Christine Schornsheim, harpsichordist

“I have always loved, revered and regarded Bach with the utmost respect. His picture above my parent’s piano played a particular role. It was not the famous Haussmann portrait, but a drawing in which Bach doesn’t look quite so ‘puffy’. I formed the habit of communicating with Bach while practicing (or what I thought was practicing). This worked well because he commented on everything - if I would let him. I saw his stern look when I did not want to practice, his sad look, when I played music that did not please him. I also knew his conspiratorial look, which to me meant that he would not betray me when once again I had preferred to sight-read, or practiced pieces I was not meant to.

It made me very happy, of course, when he smiled and showed his satisfaction with me. So it was that Bach always seemed very human for me, and I could approach his music with no fear - already as a child I’d rather play his music. I was also very fortunate to be allowed to sing the Christmas Oratorio and the St. John Passion in my father’s choir, and, from 10 of age, to play the continuo in these sacred music performances. Today I am suffering from withdrawal symptoms when not having played Bach’s music for long periods of time. And my gaze would still wander to his image, even if now it's the one with the ‘swollen’ face.”

Céline Frisch and Pablo Valetti, harpsichordist and violinist, co-directors of Café Zimmermann

"Since our début in the late 1990s, Bach's music has been at the heart of Café Zimmermann's repertoire. In our research into the concerted music of Bach or the Sonatas for violin and harpsichord obbligato, we have attached particular importance to discerning, for each movement of a sonata or concerto, what comes close to the archetype of the period, or conversely, ventures off the beaten track. One of the facets of Bach's genius lies precisely in his ability to transform those archetypes, to push back the limits. When tackling a new score, especially a work that has been played or heard often, we ask ourselves various questions. What distinguishes this movement from the hundred of others written during the Baroque period? What, on the other hand, is "normal" for the time, but our habits and our reverence for Bach's music prevent us from seeing it? This fascinating approach has enabled us to savor Bach's genius with renewed admiration, and hopefully to do it justice in due proportion to that admiration."

Petra Müllejans, violinist and co-director Freiburg Barockorchester

"Johann Sebastian Bach is simply the greatest. As a violinist I have been playing his music since my study days. And although I do not perform it everyday, the fact is, that when I take it up again I always wonder how I could have lived even a short time without it.

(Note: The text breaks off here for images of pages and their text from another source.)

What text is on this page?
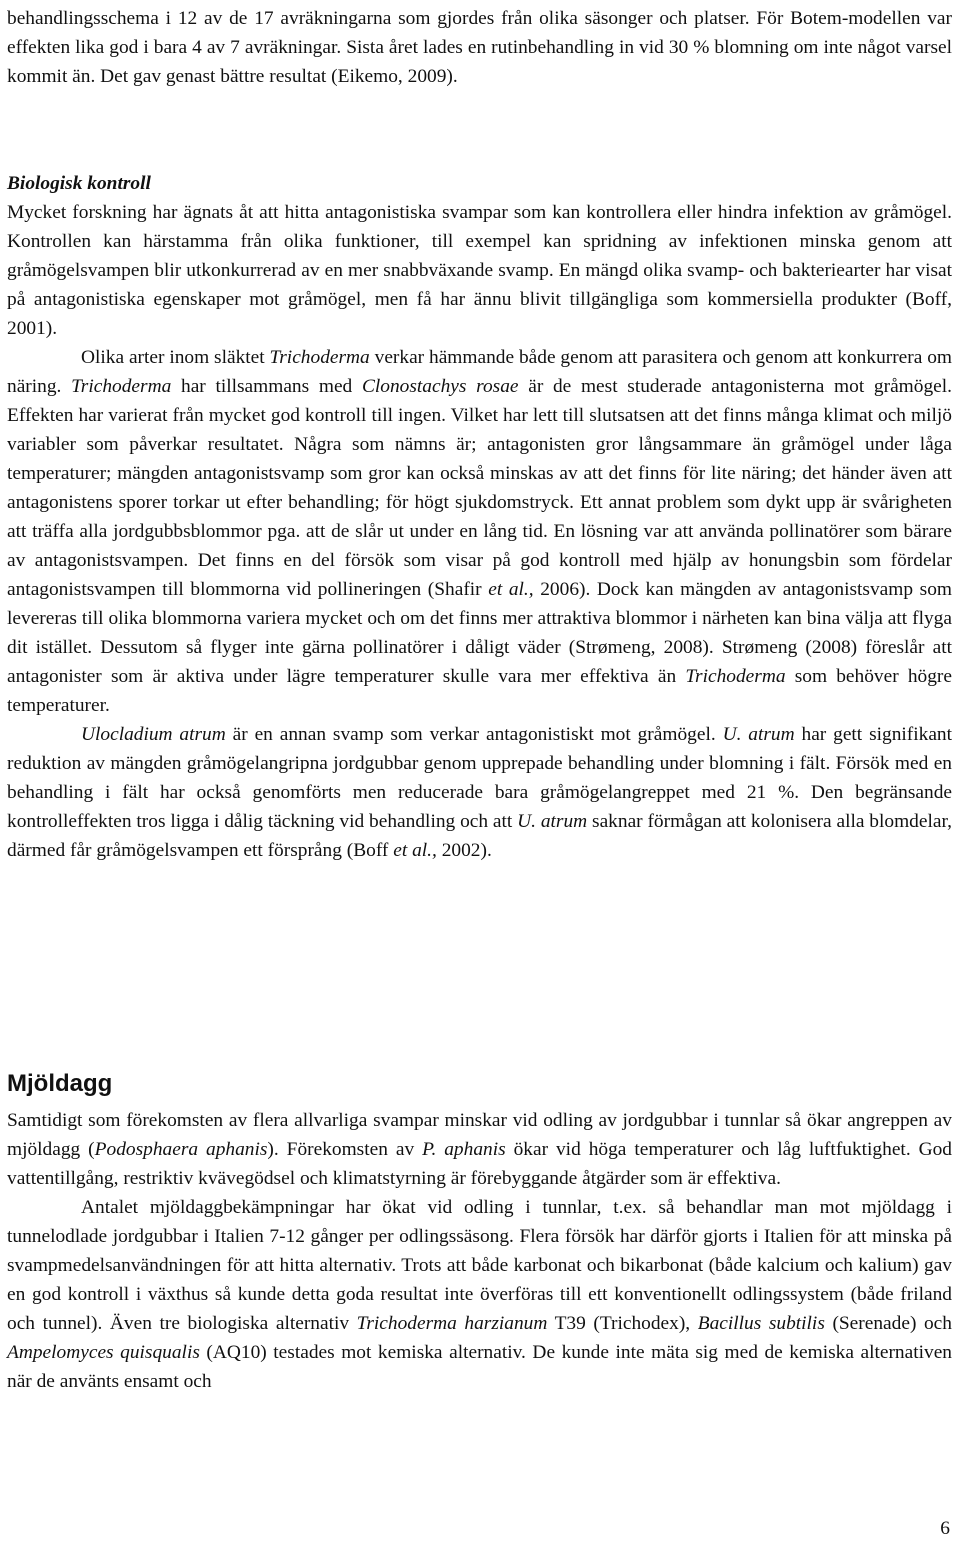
behandlingsschema i 12 av de 17 avräkningarna som gjordes från olika säsonger och platser. För Botem-modellen var effekten lika god i bara 4 av 7 avräkningar. Sista året lades en rutinbehandling in vid 30 % blomning om inte något varsel kommit än. Det gav genast bättre resultat (Eikemo, 2009).

Biologisk kontroll

Mycket forskning har ägnats åt att hitta antagonistiska svampar som kan kontrollera eller hindra infektion av gråmögel. Kontrollen kan härstamma från olika funktioner, till exempel kan spridning av infektionen minska genom att gråmögelsvampen blir utkonkurrerad av en mer snabbväxande svamp. En mängd olika svamp- och bakteriearter har visat på antagonistiska egenskaper mot gråmögel, men få har ännu blivit tillgängliga som kommersiella produkter (Boff, 2001).

Olika arter inom släktet Trichoderma verkar hämmande både genom att parasitera och genom att konkurrera om näring. Trichoderma har tillsammans med Clonostachys rosae är de mest studerade antagonisterna mot gråmögel. Effekten har varierat från mycket god kontroll till ingen. Vilket har lett till slutsatsen att det finns många klimat och miljö variabler som påverkar resultatet. Några som nämns är; antagonisten gror långsammare än gråmögel under låga temperaturer; mängden antagonistsvamp som gror kan också minskas av att det finns för lite näring; det händer även att antagonistens sporer torkar ut efter behandling; för högt sjukdomstryck. Ett annat problem som dykt upp är svårigheten att träffa alla jordgubbsblommor pga. att de slår ut under en lång tid. En lösning var att använda pollinatörer som bärare av antagonistsvampen. Det finns en del försök som visar på god kontroll med hjälp av honungsbin som fördelar antagonistsvampen till blommorna vid pollineringen (Shafir et al., 2006). Dock kan mängden av antagonistsvamp som levereras till olika blommorna variera mycket och om det finns mer attraktiva blommor i närheten kan bina välja att flyga dit istället. Dessutom så flyger inte gärna pollinatörer i dåligt väder (Strømeng, 2008). Strømeng (2008) föreslår att antagonister som är aktiva under lägre temperaturer skulle vara mer effektiva än Trichoderma som behöver högre temperaturer.

Ulocladium atrum är en annan svamp som verkar antagonistiskt mot gråmögel. U. atrum har gett signifikant reduktion av mängden gråmögelangripna jordgubbar genom upprepade behandling under blomning i fält. Försök med en behandling i fält har också genomförts men reducerade bara gråmögelangreppet med 21 %. Den begränsande kontrolleffekten tros ligga i dålig täckning vid behandling och att U. atrum saknar förmågan att kolonisera alla blomdelar, därmed får gråmögelsvampen ett försprång (Boff et al., 2002).

Mjöldagg

Samtidigt som förekomsten av flera allvarliga svampar minskar vid odling av jordgubbar i tunnlar så ökar angreppen av mjöldagg (Podosphaera aphanis). Förekomsten av P. aphanis ökar vid höga temperaturer och låg luftfuktighet. God vattentillgång, restriktiv kvävegödsel och klimatstyrning är förebyggande åtgärder som är effektiva.

Antalet mjöldaggbekämpningar har ökat vid odling i tunnlar, t.ex. så behandlar man mot mjöldagg i tunnelodlade jordgubbar i Italien 7-12 gånger per odlingssäsong. Flera försök har därför gjorts i Italien för att minska på svampmedelsanvändningen för att hitta alternativ. Trots att både karbonat och bikarbonat (både kalcium och kalium) gav en god kontroll i växthus så kunde detta goda resultat inte överföras till ett konventionellt odlingssystem (både friland och tunnel). Även tre biologiska alternativ Trichoderma harzianum T39 (Trichodex), Bacillus subtilis (Serenade) och Ampelomyces quisqualis (AQ10) testades mot kemiska alternativ. De kunde inte mäta sig med de kemiska alternativen när de använts ensamt och

6
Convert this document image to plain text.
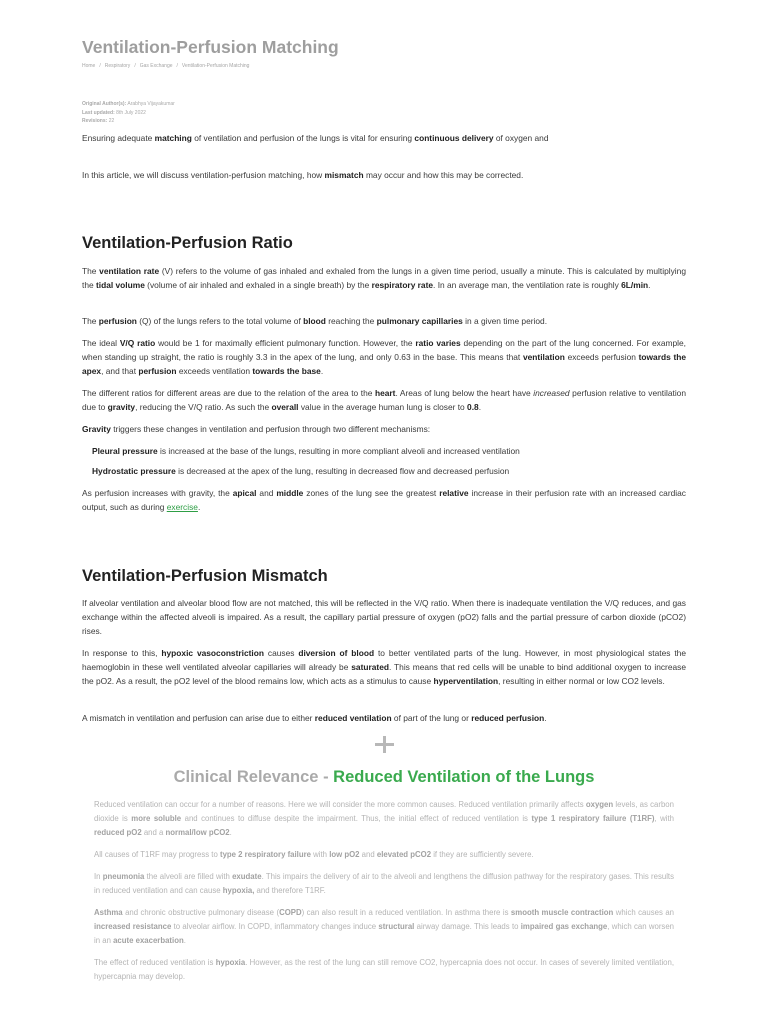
Ventilation-Perfusion Matching
Home / Respiratory / Gas Exchange / Ventilation-Perfusion Matching
Original Author(s): Arabhya Vijayakumar
Last updated: 8th July 2022
Revisions: 22

Ensuring adequate matching of ventilation and perfusion of the lungs is vital for ensuring continuous delivery of oxygen and

In this article, we will discuss ventilation-perfusion matching, how mismatch may occur and how this may be corrected.

Ventilation-Perfusion Ratio

The ventilation rate (V) refers to the volume of gas inhaled and exhaled from the lungs in a given time period, usually a minute. This is calculated by multiplying the tidal volume (volume of air inhaled and exhaled in a single breath) by the respiratory rate. In an average man, the ventilation rate is roughly 6L/min.

The perfusion (Q) of the lungs refers to the total volume of blood reaching the pulmonary capillaries in a given time period.

The ideal V/Q ratio would be 1 for maximally efficient pulmonary function. However, the ratio varies depending on the part of the lung concerned. For example, when standing up straight, the ratio is roughly 3.3 in the apex of the lung, and only 0.63 in the base. This means that ventilation exceeds perfusion towards the apex, and that perfusion exceeds ventilation towards the base.

The different ratios for different areas are due to the relation of the area to the heart. Areas of lung below the heart have increased perfusion relative to ventilation due to gravity, reducing the V/Q ratio. As such the overall value in the average human lung is closer to 0.8.

Gravity triggers these changes in ventilation and perfusion through two different mechanisms:

Pleural pressure is increased at the base of the lungs, resulting in more compliant alveoli and increased ventilation

Hydrostatic pressure is decreased at the apex of the lung, resulting in decreased flow and decreased perfusion

As perfusion increases with gravity, the apical and middle zones of the lung see the greatest relative increase in their perfusion rate with an increased cardiac output, such as during exercise.

Ventilation-Perfusion Mismatch

If alveolar ventilation and alveolar blood flow are not matched, this will be reflected in the V/Q ratio. When there is inadequate ventilation the V/Q reduces, and gas exchange within the affected alveoli is impaired. As a result, the capillary partial pressure of oxygen (pO2) falls and the partial pressure of carbon dioxide (pCO2) rises.

In response to this, hypoxic vasoconstriction causes diversion of blood to better ventilated parts of the lung. However, in most physiological states the haemoglobin in these well ventilated alveolar capillaries will already be saturated. This means that red cells will be unable to bind additional oxygen to increase the pO2. As a result, the pO2 level of the blood remains low, which acts as a stimulus to cause hyperventilation, resulting in either normal or low CO2 levels.

A mismatch in ventilation and perfusion can arise due to either reduced ventilation of part of the lung or reduced perfusion.

Clinical Relevance - Reduced Ventilation of the Lungs

Reduced ventilation can occur for a number of reasons. Here we will consider the more common causes. Reduced ventilation primarily affects oxygen levels, as carbon dioxide is more soluble and continues to diffuse despite the impairment. Thus, the initial effect of reduced ventilation is type 1 respiratory failure (T1RF), with reduced pO2 and a normal/low pCO2.

All causes of T1RF may progress to type 2 respiratory failure with low pO2 and elevated pCO2 if they are sufficiently severe.

In pneumonia the alveoli are filled with exudate. This impairs the delivery of air to the alveoli and lengthens the diffusion pathway for the respiratory gases. This results in reduced ventilation and can cause hypoxia, and therefore T1RF.

Asthma and chronic obstructive pulmonary disease (COPD) can also result in a reduced ventilation. In asthma there is smooth muscle contraction which causes an increased resistance to alveolar airflow. In COPD, inflammatory changes induce structural airway damage. This leads to impaired gas exchange, which can worsen in an acute exacerbation.

The effect of reduced ventilation is hypoxia. However, as the rest of the lung can still remove CO2, hypercapnia does not occur. In cases of severely limited ventilation, hypercapnia may develop.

Just to avoid some misunderstanding here: I do love all kinds of music I am involved with! But Bach is special. Only last week I gave a series of recitals with two of his solo sonatas (plus one Ysaye sonata), and while performing them on stage it occurred to me that this music contains everything you need: compositional accomplishment, a heart-rending intensity, i.e. a unique flow of melody combined with intellectual complexity. And, besides, there are lots of spiritual levels; too, such as religion, science etc. – plus levels of understanding, which perhaps even Bach himself did not deliberately create. Still, they also represent a crucial part of his work.

Preparing his solo sonatas always is the most fulfilling occupation I can think of – apart from giving birth to my children. And if I could travel in time, I would have loved to be one of his daughters, just for one day, to catch a glimpse of the spirit of this overwhelming personality.

I am sure that nobody in the world will ever be able to fully understand all the manifold levels in Bach’s music. Whenever you perform his compositions you can only grasp some aspects of it, and this actually is the fascination his music exerts on me every day."